MARKETS

Come for the pay, stay for the ideology

TERRORIST group Islamic State of Iraq and the Levant (ISIL) has cast the net as far wide as South Africa for a skilled professional to manage its failing oil refineries in Iraq after a string of fatal accidents and a “lack of ideological commitment” from trained engineers has seen its profits slump by over two thirds.

Anthony Barich

ISIL has captured at least 11 oil fields across Syria and Iraq and was understood to be making roughly &pound2 million ($A3.2 million) per day from sales in June. It has captured oil fields at Sasan, Ajeel and Sadid in Iraq plus Omar in Syria, along with large refineries at Fallujah, Aksas and Tikrit.

Iraq's largest oil refinery at Baiji, just over 209km north of Baghdad, has also been under siege since June and is thought to be ISIL's biggest source of wealth.

While the organisation has thus far retained trained engineers by threatening to kill their families, the strategy is starting to bite and ISIL has recently been using black market agents to advertise a £140,000 a year gig for a refineries manager position – the most senior of several vacancies the group is hoping to fill.

Dubai-based Manaar Energy head of consulting Robin Mills confirmed the reports, but believed ISIL would struggle to attract the best staff with the pay packet they are offering.

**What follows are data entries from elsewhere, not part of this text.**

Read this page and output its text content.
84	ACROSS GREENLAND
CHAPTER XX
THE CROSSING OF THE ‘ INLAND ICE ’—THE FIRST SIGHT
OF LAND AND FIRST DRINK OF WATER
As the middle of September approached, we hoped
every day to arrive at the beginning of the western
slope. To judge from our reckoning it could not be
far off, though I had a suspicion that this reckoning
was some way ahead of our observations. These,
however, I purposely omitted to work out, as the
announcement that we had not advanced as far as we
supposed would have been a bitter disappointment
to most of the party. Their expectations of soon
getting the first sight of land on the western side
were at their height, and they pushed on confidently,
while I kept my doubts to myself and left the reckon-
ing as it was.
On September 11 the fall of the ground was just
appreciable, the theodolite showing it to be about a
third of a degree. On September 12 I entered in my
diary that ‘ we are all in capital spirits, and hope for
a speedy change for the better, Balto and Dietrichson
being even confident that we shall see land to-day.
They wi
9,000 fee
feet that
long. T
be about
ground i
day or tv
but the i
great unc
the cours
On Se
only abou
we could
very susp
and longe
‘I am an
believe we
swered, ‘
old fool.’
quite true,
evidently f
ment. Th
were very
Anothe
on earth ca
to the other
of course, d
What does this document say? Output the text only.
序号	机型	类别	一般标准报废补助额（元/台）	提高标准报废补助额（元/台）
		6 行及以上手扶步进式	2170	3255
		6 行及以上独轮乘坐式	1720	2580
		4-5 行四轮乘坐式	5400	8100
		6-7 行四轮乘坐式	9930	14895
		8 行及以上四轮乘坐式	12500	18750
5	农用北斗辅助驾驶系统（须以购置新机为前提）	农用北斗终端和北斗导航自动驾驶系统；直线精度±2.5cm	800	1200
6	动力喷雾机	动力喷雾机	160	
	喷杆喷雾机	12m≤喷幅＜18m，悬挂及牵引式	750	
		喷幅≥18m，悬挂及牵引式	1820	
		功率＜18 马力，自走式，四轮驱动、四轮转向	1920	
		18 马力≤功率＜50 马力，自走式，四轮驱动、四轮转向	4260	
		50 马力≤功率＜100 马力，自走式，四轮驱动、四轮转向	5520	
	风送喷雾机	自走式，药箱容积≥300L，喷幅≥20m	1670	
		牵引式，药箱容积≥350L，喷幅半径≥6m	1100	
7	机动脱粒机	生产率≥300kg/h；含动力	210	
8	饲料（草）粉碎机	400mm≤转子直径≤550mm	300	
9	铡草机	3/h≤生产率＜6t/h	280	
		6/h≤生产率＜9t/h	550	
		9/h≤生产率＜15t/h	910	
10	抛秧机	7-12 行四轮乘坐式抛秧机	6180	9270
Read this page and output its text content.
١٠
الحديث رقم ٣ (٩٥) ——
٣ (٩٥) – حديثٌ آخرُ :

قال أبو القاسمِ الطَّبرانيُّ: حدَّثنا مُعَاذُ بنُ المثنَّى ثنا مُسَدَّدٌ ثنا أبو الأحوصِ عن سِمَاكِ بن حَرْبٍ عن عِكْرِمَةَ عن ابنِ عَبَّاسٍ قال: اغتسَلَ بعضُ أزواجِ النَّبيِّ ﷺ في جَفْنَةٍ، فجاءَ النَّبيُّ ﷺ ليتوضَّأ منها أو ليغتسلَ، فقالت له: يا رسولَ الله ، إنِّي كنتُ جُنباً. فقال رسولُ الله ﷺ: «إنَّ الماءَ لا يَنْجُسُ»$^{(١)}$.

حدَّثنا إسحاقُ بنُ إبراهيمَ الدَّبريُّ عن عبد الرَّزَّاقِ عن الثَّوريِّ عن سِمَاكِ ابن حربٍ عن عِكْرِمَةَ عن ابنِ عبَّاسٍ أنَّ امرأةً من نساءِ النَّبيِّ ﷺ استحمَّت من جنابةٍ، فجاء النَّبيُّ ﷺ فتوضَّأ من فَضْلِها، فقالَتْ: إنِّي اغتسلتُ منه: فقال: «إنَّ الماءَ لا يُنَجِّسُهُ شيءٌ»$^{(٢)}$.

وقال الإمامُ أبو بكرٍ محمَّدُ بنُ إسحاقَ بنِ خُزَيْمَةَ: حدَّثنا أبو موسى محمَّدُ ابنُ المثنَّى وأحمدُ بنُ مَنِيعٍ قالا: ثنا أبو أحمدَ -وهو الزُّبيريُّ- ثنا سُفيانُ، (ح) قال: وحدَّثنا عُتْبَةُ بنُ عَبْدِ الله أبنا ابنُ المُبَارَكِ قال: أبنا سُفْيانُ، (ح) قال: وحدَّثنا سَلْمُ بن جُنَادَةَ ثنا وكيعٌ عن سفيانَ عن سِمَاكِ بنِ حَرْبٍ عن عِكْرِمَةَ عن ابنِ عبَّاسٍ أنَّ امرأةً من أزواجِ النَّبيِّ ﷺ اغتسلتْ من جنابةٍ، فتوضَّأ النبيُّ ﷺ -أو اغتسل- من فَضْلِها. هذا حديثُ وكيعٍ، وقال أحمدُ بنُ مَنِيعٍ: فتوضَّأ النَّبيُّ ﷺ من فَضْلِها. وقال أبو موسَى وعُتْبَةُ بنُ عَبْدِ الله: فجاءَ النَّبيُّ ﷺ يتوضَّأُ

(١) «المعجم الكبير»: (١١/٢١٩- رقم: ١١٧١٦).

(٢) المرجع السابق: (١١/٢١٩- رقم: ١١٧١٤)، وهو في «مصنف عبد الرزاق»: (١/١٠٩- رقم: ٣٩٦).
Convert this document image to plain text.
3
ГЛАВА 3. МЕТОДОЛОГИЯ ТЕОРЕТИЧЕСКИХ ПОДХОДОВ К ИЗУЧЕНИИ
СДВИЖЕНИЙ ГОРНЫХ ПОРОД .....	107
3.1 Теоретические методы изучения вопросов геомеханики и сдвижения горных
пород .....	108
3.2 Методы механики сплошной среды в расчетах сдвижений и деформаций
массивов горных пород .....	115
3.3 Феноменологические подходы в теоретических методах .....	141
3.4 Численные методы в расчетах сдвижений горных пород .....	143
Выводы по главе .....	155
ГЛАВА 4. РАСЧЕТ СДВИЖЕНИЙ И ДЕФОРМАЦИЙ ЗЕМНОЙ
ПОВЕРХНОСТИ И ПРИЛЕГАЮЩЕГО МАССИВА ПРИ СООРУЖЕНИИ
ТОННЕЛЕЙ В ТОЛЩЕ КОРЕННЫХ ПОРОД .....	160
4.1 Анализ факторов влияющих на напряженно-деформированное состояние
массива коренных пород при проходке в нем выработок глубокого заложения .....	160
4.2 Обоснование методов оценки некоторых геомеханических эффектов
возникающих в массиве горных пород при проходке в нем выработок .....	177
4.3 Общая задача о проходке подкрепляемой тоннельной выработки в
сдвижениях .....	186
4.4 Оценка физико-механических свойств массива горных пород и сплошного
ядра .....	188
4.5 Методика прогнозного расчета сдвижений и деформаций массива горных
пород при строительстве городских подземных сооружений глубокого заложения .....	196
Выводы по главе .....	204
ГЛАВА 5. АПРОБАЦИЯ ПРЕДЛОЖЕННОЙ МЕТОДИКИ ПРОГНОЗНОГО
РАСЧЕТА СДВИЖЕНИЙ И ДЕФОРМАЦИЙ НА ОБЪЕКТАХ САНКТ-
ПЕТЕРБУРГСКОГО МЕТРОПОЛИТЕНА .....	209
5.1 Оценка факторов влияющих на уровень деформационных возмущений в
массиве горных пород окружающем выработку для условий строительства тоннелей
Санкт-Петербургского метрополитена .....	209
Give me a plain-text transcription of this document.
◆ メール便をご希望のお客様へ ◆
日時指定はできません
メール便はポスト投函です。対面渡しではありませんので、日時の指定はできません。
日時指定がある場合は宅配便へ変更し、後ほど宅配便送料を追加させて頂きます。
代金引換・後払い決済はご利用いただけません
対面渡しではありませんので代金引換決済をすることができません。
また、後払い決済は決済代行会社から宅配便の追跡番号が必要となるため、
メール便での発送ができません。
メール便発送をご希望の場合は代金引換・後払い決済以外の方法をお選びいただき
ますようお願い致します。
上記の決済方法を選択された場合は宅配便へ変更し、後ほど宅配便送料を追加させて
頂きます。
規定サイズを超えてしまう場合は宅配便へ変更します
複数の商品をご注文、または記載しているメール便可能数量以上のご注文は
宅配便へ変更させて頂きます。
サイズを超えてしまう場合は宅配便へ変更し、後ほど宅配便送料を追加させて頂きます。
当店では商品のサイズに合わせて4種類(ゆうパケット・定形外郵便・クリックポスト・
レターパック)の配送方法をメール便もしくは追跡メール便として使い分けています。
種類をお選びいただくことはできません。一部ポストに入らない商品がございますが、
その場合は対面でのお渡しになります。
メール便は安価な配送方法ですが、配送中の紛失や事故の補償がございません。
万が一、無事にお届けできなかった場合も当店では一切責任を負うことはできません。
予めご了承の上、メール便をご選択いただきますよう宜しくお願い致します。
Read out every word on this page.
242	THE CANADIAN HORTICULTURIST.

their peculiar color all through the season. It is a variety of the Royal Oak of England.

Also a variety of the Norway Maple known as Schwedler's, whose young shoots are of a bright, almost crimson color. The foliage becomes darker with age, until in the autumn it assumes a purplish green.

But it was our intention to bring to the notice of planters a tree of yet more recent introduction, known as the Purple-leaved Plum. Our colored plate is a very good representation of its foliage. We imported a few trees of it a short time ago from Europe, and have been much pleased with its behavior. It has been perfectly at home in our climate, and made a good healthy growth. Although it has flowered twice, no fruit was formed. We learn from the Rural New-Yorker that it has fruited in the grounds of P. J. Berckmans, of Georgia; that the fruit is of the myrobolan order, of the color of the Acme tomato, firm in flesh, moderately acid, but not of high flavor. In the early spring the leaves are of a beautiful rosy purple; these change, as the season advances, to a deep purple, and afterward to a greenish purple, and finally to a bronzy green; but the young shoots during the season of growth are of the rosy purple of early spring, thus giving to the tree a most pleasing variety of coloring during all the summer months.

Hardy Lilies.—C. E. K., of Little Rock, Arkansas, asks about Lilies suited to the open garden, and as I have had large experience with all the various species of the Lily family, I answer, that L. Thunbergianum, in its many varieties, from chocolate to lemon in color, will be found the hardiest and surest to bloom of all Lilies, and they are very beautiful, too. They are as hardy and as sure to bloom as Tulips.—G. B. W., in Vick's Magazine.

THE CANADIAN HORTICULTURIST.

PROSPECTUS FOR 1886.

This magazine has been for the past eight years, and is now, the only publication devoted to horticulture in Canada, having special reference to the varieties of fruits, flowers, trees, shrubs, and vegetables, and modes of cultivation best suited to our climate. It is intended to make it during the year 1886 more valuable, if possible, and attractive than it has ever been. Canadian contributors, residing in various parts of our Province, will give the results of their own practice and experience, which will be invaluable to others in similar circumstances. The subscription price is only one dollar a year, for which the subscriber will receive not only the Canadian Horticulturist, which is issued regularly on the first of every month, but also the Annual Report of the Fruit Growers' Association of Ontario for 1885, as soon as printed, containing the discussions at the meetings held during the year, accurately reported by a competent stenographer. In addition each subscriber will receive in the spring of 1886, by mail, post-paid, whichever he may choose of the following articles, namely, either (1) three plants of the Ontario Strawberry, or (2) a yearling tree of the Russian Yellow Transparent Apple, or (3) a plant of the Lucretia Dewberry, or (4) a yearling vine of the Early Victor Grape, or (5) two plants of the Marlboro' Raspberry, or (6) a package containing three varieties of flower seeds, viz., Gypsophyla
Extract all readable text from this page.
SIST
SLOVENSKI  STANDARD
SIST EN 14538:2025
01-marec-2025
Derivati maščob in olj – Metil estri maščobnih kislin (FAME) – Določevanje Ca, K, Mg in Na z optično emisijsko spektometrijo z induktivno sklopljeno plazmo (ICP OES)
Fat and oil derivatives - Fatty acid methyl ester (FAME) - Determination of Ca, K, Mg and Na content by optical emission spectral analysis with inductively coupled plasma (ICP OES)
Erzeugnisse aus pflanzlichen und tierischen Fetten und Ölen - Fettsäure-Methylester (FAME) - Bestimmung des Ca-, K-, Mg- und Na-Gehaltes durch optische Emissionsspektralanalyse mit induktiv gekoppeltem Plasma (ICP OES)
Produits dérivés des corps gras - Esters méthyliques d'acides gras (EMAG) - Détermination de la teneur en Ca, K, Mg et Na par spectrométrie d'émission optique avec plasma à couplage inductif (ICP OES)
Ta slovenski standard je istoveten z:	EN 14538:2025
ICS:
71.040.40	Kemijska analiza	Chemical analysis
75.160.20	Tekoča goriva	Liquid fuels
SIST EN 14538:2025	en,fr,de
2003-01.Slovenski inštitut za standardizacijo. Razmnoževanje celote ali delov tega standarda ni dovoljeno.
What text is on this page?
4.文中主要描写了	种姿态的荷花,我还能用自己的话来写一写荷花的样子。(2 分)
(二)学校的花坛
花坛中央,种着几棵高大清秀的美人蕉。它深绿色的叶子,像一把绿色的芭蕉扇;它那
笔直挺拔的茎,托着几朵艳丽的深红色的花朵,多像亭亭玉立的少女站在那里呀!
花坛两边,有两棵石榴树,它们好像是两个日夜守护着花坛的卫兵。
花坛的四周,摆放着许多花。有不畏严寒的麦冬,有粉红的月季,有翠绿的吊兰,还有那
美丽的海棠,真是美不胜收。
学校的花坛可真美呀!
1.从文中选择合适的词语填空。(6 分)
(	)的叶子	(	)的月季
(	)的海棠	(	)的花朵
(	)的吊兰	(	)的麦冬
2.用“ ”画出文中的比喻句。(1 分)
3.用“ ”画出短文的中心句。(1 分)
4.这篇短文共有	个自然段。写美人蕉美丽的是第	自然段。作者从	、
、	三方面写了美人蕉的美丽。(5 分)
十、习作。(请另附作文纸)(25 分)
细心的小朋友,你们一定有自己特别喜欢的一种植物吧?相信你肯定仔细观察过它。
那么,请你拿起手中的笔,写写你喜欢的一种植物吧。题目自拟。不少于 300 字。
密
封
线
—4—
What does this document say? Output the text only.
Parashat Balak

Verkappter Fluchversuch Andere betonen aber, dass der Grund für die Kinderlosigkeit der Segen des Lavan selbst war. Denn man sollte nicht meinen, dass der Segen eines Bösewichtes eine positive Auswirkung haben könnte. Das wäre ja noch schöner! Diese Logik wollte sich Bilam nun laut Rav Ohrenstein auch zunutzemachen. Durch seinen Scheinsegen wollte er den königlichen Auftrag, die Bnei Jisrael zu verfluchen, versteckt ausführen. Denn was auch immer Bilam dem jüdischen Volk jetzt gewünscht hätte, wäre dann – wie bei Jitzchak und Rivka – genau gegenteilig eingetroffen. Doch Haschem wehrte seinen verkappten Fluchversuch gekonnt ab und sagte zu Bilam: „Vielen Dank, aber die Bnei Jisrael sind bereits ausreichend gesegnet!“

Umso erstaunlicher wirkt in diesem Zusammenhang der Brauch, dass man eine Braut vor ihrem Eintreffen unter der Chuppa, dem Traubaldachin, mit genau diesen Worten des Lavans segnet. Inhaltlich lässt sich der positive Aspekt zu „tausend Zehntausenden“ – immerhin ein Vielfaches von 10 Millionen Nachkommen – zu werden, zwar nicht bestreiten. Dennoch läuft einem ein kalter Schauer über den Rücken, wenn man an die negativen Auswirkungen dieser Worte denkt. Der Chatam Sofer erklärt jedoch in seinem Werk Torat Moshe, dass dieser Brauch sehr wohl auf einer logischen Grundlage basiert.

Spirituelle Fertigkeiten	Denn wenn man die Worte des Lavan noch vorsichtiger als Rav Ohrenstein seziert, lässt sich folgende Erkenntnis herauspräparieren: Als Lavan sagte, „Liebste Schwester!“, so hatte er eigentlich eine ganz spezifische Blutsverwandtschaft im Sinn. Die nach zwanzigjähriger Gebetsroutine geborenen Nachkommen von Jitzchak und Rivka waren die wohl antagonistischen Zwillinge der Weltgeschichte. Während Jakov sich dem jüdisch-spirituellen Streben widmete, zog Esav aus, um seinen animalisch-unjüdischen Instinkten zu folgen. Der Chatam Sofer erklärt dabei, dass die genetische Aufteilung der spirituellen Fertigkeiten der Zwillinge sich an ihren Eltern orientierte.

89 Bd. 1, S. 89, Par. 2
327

“The money is good, but it's not that good,” the Daily Mail quoted him as saying.

“A western oil exec posted to Iraq right now, let alone working for [ISIL], would expect to earn a lot more than that.”’

The problems don’t end there for ISIL, however, as it is struggling to find buyers for its product.

Washington-based consultant Matthew Reed, who analyses oil and politics in the Middle East, told CBC News last month that “no big traders, no serious companies are going to fool around with that oil”, which he said is “essentially radioactive at this point. No one wants to touch it”

Most of the sales, then, are going to so-called “middle-men” who own their own tanker trucks and who have connections to established smuggling networks in northern Syria and southern Turkey, or to local refineries in places like Syria, Iraq, Kurdistan and Turkey.

“They're relying on very small transactions and a lot of them in order to move the oil because they're selling it by tanker truck more often than not – and a tanker truck can't hold that much oil,” he said.